Design/methodology/approach
This research was driven by a manager’s recommendation from one of the Big Three (GM, Ford, Chrysler LLC) companies in order to improve operational performance. The data utilized in creating the simulation model was obtained from one of the assembly facilities that produce three different vehicles over a period of one year. All model simulation, inputs and outputs were discussed and agreed upon by facility management.
Findings
The established base model was verified and validated to mimic the actual facility outputs indicating all process bottlenecks. Two model scenarios were considered: the first scenario focussed on the top bottleneck processes flexibility with a ROI of 497 percent, while the second considered changing the model mix percentage leading to a cost improvement of $1.6 million/annually.

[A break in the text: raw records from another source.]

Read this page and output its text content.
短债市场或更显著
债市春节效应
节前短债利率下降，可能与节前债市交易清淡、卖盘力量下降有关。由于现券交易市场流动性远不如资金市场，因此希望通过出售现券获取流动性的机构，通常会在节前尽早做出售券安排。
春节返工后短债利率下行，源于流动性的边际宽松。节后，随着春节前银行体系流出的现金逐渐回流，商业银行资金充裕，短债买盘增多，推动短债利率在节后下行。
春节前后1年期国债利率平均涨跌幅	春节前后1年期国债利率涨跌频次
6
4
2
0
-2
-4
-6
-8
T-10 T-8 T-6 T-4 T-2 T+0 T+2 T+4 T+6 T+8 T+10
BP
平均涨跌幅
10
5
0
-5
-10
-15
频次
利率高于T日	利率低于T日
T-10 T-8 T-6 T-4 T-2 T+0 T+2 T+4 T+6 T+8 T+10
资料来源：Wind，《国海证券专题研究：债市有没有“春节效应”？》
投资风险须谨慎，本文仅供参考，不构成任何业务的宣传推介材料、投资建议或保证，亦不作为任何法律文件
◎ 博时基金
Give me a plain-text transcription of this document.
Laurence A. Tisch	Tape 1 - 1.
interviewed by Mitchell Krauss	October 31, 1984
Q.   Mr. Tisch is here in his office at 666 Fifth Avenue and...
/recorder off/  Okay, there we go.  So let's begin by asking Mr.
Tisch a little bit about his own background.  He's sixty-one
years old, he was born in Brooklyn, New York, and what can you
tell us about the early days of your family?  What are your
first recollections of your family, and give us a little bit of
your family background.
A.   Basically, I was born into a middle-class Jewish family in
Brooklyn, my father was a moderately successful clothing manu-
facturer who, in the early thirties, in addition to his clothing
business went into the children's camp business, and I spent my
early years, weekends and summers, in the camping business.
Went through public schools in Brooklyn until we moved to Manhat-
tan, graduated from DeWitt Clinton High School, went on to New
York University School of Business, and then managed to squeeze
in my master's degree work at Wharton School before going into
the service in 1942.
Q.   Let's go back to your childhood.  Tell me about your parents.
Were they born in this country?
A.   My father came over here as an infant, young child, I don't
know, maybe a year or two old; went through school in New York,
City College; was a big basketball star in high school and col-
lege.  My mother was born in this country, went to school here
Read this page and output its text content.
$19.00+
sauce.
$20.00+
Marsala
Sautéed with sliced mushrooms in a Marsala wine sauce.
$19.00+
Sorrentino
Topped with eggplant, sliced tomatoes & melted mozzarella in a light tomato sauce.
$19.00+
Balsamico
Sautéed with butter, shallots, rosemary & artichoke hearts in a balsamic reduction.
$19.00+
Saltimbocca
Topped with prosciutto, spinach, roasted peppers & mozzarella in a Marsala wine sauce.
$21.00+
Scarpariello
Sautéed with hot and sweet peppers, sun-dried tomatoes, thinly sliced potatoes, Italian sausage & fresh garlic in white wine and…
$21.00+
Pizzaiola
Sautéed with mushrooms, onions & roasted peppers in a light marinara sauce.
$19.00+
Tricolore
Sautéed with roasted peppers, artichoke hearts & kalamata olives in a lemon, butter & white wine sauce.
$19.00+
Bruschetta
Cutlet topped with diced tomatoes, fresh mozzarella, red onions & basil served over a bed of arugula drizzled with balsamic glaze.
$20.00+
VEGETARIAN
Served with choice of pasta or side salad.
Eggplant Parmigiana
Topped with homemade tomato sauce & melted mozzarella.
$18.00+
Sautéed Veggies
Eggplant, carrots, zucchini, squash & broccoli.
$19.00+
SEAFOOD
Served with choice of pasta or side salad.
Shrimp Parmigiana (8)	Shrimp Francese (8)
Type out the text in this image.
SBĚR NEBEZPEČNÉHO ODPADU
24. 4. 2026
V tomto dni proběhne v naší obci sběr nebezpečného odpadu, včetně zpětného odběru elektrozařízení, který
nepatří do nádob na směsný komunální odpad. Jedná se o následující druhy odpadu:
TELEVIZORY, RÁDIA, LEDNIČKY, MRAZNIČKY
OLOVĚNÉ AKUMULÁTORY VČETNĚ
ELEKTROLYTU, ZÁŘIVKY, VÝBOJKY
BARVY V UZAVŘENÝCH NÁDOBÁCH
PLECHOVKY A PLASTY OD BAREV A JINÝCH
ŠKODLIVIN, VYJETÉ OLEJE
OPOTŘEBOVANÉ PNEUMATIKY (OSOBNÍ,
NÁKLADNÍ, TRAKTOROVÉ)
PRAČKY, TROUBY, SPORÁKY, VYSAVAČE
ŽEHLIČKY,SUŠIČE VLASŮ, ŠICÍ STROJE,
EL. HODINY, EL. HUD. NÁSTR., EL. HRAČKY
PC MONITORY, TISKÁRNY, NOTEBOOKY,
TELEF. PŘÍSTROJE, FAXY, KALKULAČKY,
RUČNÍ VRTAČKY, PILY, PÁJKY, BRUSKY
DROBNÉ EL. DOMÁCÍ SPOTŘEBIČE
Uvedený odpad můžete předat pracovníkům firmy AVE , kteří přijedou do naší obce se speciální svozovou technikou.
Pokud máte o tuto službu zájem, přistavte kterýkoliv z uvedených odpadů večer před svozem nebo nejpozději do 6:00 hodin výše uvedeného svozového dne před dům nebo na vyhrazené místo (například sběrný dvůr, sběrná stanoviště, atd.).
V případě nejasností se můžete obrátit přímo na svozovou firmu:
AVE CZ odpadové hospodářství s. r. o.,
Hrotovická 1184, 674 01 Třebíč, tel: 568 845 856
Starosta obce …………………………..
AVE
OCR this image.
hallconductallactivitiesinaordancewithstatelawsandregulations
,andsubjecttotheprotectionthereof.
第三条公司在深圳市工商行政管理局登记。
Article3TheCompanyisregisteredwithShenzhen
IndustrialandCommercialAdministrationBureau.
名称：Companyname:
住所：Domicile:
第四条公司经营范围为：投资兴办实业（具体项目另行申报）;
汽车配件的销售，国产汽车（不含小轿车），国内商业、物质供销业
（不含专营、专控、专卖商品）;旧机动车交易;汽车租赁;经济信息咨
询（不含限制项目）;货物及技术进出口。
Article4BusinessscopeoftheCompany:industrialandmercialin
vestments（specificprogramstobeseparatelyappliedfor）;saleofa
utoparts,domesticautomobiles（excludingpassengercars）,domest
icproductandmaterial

Research limitations/implications
The model only considered management decision on buffer sizes, batch size and the top bottleneck station alternatives to make improvements. Simulating improvements in labor efficiency, robots uptime, scrap root cause, and maintenance response to downtime where not considered.
Practical implications
This paper indicated the importance of discrete simulation modeling in providing alternatives for improving process efficiency under certain financial limitations. Given the similarity of the automotive manufacturing processes among the various companies, the findings for this particular facility remain valid for other facilities.
Originality/value
Investment cost and process improvement are currently the two biggest challenges facing operations managers in the manufacturing industry. This study allows managers to gain a broader perspective on discrete simulation ability to simulate complicated systems and present different process improvement alternatives.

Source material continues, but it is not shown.